Bhutto's defence also accuses Devaud of deviating from proper procedure saying, "Under Swiss law it is the general attorney who, after satisfying himself that a prima facie case exists, forwards it to a court of law where the trial takes place under normal legal procedures involving notices to the parties and cross-examination of witnesses." They claim Devaud bypassed this procedure "because he was not sure whether the general attorney would even find the case worth submitting to a court".
The controversy over the SGS-Cotecna bribery case looks set to run and run. Even if Bhutto is successful in her appeal, her reputation has been damaged by the Swiss conviction -- especially in the eyes of the international community. An invitation for her to attend a seminar in Norway, for example, was withdrawn after the verdict was announced.
The irony is that, despite the undoubted taint of corruption around Ms Bhutto and her PPP, she and the party retain a strong vote-bank within Pakistan. Ms Bhutto has been living in self-imposed exile in London and Dubai since 1999. Her party fought local and national elections without her, but still did considerably well. One possible explanation for this incongruity is that Pakistani voters have no strong feelings about corruption. The other, and more plausible explanation, is that corruption among their political leaders is so endemic that it is hard to differentiate between them on these grounds.

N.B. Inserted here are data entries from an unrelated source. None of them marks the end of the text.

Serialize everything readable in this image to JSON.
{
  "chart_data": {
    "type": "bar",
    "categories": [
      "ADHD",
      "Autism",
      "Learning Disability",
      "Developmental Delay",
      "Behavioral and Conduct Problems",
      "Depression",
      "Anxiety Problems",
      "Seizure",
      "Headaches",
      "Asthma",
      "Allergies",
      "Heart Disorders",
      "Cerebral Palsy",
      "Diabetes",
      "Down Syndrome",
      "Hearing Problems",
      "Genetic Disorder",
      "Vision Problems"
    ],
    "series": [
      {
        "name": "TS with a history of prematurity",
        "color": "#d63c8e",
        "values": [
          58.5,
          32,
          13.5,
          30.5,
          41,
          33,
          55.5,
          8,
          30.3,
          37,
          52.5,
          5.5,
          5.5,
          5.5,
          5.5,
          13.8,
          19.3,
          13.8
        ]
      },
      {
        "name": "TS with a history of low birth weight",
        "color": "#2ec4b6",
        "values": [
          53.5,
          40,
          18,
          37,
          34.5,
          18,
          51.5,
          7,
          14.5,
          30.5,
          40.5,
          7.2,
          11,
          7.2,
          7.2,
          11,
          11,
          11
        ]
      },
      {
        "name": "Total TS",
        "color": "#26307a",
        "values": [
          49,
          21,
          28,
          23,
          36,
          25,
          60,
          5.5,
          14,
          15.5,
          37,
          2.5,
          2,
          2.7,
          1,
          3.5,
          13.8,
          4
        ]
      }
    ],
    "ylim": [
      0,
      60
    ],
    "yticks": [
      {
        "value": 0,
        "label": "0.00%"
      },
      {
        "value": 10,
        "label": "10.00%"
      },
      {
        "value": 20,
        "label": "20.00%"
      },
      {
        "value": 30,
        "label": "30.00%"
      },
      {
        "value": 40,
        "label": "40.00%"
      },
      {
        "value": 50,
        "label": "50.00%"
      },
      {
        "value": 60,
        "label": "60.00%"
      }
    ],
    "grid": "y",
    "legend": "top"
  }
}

There is no doubt that corruption is a huge problem in Pakistan. It extends across all government departments, and is part of all public dealings. To register a complaint with the police or transfer property into another name, for example, the officials involved must be paid a bribe. This is petty corruption, however; large-scale corruption happens in government. Virtually all politicians run for office expecting profit from their position if they win. Since politics is motivated by personal greed and ambition, there is little to distinguish between parties and candidates in terms of ideology or mandates. Voters therefore back candidates on the basis of promises made to them personally. This so-called "patronage politics" is endemic in Pakistan and breeds corruption, as those elected are required to "pay back" the people who helped get them there.
The other major factor promoting corruption is lack of accountability. All new governments come to power pledging to investigate and prosecute the corruption of their predecessors. The motive behind their accountability drives, though, is political opposition. General Musharraf came to power in 1999 promising to investigate the corruption of both his civilian predecessors, Nawaz Sharif and Benazir Bhutto, and to recover all looted wealth. He founded the National Accountability Bureau (aptly abbreviated to NAB) to carry out this task.

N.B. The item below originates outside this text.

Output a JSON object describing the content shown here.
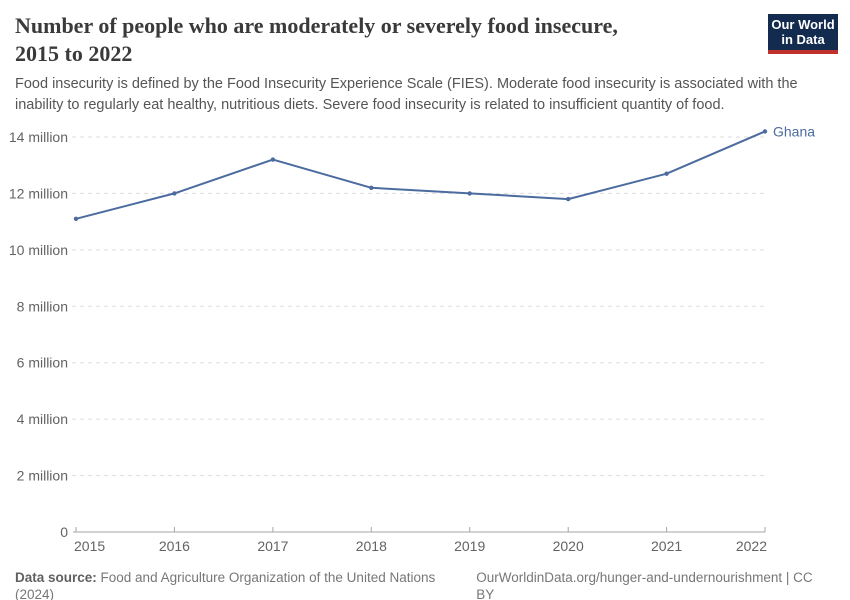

Three years on, critics openly accuse the military government of using NAB as a coercive tool. Those politicians who side with the military government have their corruption cases pushed to one side -- Prime Minister Jamali being a case in point. Those who oppose the military are pursued by NAB. This blatant manipulation has undermined NAB's work and rendered the much vaunted anti-corruption drive ineffective.
Corruption remains a huge problem in Pakistani politics, and Benazir Bhutto's conviction in Switzerland may serve to highlight the problem and result in a clampdown.